Enforcement of Job Protection Rights
With the rise in military leaves brought on by the Iraq War, employers are seeing an increase in complaints and lawsuits by veterans seeking to enforce their USERRA rights. The statute provides that an aggrieved employee may seek enforcement through the U.S. Department of Labor, the U.S. Attorney General, or by filing a private civil suit. Available relief includes job reinstatement, back pay, lost benefits, and attorneys’ fees and costs. A court also may double the award for back pay and lost benefits as a sanction.
Tips for Employers
In a case of first impression, the U.S. Court of Appeals for the First Circuit recently ruled in Velazquez-Garcia v. Horizon Lines of Puerto Rico Inc. that a burden-shifting standard applies to claims of discrimination brought under USERRA.

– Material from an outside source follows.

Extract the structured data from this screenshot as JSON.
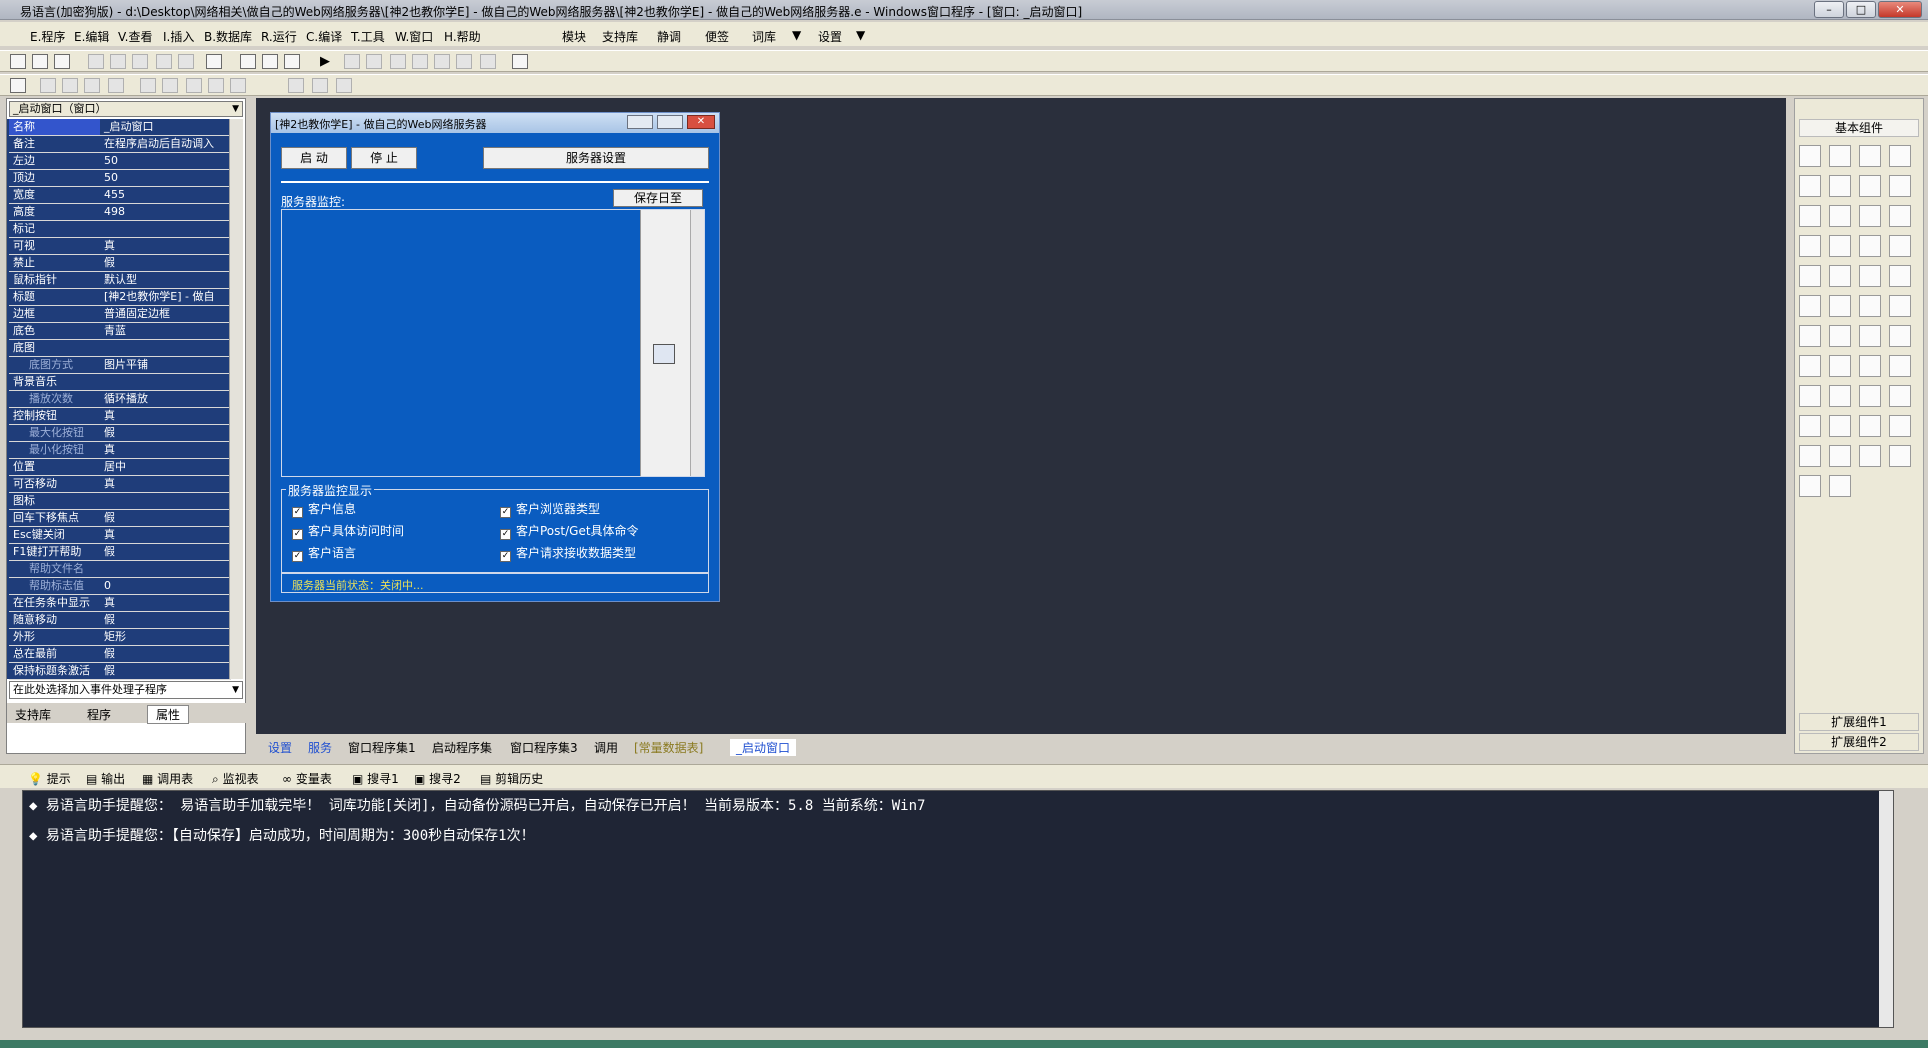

To prevail on a USERRA claim, the employee must make an initial showing that his or her military service was a “motivating factor” for an adverse employment action (in this case, a firing), and the burden then shifts to the employer to prove the action was unrelated to the military service. The Court emphasized that the USERRA burden-shifting test is markedly different from the “McDonnell-Douglas” test that applies to Title VII and California state law discrimination claims.
Under McDonnell-Douglas, the final burden falls on an employee to prove the employer’s stated reasons for an adverse employment action are pretextual. Under USERRA, however, the final burden rests instead with the employer to prove the stated reason was not pretextual. Significantly, the Velazquez-Garcia Court held that the question is not whether the employer was entitled to fire the employee, but whether it would have done so absent the military service.
Given the stringent legal burdens being placed on employers in this area, all businesses should take steps to ensure compliance with state and federal military leave statutes. The first step is to adopt an appropriate policy, which should be included in the employee handbook. The policy must be consistent with the laws, and it also should be updated as new interpretations of the leave statutes develop.
In addition, employers must ensure all benefits policies and practices are consistent with the military leave statutes. Also, Human Resources and other managers should be trained to identify the many issues that come into play when an employee either needs a leave for military duty, or is returning from duty.
Finally, employers carefully evaluate the requirements of state and federal law before denying reinstatement to any employee returning from military leave.